State Senate extends BadgerCare switchover deadline but still leaves coverage gap

The Wisconsin state Senate voted Thursday to extend the deadline by three months for citizens scheduled to switch over from BadgerCare to the federal exchange system.

The bill, which the state Assembly approved Dec. 5., aligns the state and federal deadlines for citizens transferring to the federal exchange system due to a rocky rollout of the Affordable Care Act. The bill extends coverage for 75,000 people scheduled to transfer to the federal exchange but leaves 80,000 childless adults without coverage for three months.

Majority leader Sen. Scott Fitzgerald, R-Juneau, said the bill makes sense and is responsible. Fitzgerald also said he realized the bill was not addressing all parties in Wisconsin, and he predicted the Senate would be back in the new year to discuss health care again.

“I’m not happy where we are now,” Fitzgerald said.

Democrats criticized the bill for leaving 80,000 people without coverage during the new year.

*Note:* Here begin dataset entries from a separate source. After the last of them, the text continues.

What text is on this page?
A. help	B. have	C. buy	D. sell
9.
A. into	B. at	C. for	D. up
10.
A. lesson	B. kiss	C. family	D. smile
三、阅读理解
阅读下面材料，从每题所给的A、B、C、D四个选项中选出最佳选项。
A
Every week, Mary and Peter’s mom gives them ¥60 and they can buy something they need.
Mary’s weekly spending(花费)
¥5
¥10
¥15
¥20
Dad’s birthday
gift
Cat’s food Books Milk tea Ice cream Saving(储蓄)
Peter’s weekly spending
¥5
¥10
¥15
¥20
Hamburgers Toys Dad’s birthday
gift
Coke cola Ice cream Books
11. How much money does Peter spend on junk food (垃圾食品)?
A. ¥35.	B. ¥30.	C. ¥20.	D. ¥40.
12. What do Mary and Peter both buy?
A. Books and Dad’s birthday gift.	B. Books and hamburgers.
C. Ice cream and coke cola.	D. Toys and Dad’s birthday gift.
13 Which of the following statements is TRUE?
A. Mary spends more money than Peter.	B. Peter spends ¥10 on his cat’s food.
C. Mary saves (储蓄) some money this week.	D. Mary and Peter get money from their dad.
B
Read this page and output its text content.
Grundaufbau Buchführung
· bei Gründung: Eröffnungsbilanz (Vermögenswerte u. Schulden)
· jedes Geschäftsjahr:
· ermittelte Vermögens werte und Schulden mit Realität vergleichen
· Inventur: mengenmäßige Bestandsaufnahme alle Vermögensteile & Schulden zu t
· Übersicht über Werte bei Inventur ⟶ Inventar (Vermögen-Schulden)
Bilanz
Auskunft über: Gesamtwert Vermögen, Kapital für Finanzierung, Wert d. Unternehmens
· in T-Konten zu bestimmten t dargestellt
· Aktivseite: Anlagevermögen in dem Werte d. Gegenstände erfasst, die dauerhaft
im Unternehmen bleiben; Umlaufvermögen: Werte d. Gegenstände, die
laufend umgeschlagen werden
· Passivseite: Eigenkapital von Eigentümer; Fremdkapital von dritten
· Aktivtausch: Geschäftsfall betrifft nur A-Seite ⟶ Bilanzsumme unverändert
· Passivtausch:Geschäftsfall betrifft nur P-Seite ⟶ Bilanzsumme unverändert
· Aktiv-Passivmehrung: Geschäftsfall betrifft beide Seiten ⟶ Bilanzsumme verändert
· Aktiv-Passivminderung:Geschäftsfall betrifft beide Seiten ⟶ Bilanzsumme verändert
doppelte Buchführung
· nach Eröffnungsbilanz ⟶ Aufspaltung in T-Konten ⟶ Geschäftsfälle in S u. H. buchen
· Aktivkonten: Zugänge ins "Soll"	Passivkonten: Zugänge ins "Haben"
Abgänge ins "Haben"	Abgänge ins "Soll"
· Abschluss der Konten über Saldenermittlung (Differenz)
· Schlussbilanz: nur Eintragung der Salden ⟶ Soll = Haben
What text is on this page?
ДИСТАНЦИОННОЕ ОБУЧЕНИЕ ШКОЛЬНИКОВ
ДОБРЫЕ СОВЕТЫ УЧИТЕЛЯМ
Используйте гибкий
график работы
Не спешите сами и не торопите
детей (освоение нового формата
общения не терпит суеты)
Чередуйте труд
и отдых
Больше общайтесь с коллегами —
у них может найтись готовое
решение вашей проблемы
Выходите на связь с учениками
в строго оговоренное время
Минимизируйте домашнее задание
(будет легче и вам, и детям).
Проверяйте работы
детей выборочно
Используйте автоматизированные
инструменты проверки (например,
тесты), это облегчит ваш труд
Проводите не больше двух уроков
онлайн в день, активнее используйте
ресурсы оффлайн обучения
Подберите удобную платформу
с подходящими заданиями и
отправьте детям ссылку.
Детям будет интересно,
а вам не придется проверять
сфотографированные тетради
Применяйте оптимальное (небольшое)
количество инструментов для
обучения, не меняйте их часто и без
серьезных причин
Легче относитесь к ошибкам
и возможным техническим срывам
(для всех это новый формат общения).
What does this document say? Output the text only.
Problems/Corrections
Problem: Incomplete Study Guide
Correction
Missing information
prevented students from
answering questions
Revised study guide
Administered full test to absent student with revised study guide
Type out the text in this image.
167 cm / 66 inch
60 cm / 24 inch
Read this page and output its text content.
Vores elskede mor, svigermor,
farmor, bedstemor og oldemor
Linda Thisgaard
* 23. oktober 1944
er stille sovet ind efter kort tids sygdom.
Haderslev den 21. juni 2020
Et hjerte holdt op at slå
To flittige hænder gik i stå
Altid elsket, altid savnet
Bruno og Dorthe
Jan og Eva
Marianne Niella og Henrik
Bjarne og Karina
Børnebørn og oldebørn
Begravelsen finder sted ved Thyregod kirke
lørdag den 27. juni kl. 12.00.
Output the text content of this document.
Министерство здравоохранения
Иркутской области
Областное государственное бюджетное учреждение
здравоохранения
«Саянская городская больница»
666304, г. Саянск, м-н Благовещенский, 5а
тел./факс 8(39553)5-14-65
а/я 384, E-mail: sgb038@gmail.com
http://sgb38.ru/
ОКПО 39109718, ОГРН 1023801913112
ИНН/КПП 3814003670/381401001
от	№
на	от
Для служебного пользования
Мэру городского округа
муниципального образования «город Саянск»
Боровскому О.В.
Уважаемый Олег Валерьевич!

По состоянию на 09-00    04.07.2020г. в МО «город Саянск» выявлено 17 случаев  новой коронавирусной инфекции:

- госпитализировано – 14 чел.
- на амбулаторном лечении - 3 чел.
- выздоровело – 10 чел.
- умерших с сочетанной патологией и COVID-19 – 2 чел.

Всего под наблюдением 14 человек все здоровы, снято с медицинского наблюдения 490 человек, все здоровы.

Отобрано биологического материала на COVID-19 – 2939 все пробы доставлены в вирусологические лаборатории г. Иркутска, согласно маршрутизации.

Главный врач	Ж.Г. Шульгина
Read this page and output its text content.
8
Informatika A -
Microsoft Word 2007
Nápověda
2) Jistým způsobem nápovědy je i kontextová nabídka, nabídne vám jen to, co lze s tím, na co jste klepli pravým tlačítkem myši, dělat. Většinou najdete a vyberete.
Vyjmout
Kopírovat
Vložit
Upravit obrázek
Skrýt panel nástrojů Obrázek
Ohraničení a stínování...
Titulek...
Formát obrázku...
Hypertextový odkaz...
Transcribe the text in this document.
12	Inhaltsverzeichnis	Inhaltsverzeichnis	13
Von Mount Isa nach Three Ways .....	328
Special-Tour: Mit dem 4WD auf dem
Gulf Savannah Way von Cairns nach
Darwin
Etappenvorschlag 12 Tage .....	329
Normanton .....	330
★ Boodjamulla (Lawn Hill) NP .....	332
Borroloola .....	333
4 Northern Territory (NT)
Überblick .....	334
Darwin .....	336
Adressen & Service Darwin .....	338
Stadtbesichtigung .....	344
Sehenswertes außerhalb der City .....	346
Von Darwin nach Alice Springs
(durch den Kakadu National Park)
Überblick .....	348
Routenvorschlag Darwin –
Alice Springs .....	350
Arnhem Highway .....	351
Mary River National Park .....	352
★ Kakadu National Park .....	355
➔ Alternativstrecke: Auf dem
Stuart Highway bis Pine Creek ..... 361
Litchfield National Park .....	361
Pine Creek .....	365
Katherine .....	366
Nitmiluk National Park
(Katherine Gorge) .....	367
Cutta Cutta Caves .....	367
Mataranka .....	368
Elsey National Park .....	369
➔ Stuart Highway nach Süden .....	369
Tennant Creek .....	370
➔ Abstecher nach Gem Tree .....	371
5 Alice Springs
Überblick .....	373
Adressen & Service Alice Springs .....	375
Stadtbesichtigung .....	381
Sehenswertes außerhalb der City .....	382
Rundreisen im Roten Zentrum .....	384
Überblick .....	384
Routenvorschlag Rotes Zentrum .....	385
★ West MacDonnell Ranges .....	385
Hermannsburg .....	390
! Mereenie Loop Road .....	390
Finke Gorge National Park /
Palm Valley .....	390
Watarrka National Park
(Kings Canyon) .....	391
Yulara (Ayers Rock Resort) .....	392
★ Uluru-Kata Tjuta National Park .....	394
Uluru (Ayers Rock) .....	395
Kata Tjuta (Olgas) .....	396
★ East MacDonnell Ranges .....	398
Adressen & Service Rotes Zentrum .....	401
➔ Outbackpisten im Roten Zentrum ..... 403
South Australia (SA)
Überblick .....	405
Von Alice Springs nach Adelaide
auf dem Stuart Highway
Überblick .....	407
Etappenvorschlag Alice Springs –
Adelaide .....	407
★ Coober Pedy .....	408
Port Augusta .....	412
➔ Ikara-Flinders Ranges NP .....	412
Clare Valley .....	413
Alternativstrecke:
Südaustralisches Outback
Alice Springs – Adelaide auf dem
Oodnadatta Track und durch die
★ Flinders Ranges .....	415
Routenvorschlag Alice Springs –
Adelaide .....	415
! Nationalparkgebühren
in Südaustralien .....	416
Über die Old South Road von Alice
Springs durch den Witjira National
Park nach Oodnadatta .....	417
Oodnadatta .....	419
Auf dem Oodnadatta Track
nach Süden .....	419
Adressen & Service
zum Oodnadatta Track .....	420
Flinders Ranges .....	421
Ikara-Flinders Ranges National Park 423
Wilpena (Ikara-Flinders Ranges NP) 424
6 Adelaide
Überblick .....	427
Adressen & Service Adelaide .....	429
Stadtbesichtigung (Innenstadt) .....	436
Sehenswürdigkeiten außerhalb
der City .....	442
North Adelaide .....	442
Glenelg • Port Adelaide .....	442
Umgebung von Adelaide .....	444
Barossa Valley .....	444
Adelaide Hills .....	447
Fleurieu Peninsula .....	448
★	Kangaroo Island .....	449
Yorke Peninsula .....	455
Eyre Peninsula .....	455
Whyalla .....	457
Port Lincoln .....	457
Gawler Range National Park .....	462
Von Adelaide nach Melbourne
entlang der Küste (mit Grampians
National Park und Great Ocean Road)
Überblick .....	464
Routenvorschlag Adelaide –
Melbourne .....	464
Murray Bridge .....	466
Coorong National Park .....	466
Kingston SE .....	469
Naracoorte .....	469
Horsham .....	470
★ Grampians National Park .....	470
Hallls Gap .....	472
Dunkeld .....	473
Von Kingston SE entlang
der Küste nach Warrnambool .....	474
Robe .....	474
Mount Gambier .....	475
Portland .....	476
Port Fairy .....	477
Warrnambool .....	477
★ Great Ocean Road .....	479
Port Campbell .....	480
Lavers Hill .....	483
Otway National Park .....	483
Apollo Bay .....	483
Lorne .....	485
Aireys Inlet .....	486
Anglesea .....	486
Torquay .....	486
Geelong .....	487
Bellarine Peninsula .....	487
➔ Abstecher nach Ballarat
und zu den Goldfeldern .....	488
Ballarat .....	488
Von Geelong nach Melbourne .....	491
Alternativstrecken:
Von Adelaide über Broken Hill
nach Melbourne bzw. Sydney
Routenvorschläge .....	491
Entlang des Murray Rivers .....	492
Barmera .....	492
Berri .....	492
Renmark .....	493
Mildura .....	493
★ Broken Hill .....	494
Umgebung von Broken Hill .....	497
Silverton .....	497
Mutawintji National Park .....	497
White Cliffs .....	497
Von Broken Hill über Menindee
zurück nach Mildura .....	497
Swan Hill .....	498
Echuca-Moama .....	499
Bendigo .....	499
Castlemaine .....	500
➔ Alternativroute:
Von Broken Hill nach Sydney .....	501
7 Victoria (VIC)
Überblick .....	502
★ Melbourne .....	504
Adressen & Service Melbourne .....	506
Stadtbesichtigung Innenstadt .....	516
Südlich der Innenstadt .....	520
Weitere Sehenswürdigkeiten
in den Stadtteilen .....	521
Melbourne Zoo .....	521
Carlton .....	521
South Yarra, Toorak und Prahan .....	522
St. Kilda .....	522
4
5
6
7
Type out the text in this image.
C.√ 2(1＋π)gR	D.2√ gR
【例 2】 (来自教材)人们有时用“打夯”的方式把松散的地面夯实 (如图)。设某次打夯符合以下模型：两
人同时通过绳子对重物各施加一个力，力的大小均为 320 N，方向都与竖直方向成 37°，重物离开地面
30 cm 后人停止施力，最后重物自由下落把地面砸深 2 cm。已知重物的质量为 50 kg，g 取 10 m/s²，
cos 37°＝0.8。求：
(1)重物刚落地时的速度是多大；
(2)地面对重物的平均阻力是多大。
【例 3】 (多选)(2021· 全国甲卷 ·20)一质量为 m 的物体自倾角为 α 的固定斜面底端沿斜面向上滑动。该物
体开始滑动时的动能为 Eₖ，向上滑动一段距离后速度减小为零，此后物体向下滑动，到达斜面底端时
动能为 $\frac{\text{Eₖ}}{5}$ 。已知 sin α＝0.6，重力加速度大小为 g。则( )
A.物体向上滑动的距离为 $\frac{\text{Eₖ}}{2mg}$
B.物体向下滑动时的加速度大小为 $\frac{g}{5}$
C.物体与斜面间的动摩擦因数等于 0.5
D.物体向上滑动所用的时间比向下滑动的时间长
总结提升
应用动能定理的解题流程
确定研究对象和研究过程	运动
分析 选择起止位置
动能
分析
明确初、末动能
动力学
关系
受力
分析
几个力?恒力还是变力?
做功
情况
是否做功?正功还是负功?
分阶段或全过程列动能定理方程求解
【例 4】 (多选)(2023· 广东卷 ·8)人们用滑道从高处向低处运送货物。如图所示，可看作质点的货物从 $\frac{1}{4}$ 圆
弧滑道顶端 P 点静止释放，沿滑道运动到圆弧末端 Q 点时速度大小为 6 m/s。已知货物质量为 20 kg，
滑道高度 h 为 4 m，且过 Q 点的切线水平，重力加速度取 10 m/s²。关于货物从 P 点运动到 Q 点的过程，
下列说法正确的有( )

Sen. Robert Jauch, D-Poplar, called the Republican’s plan to exclude the 80,000 adults “grinch like.” Sen. Jon Erpenbach, D-Middleton, told the Senate body the bill could include citizens being moved from BadgerCare to the federal exchange and those scheduled to move onto BadgerCare. He said the choice senators made today was “not an either or choice.”

The Senate approved the Assembly bill 18-12, which will now move to Gov. Scott Walker’s desk. Walker must make a decision six days after the officially receiving of the bill.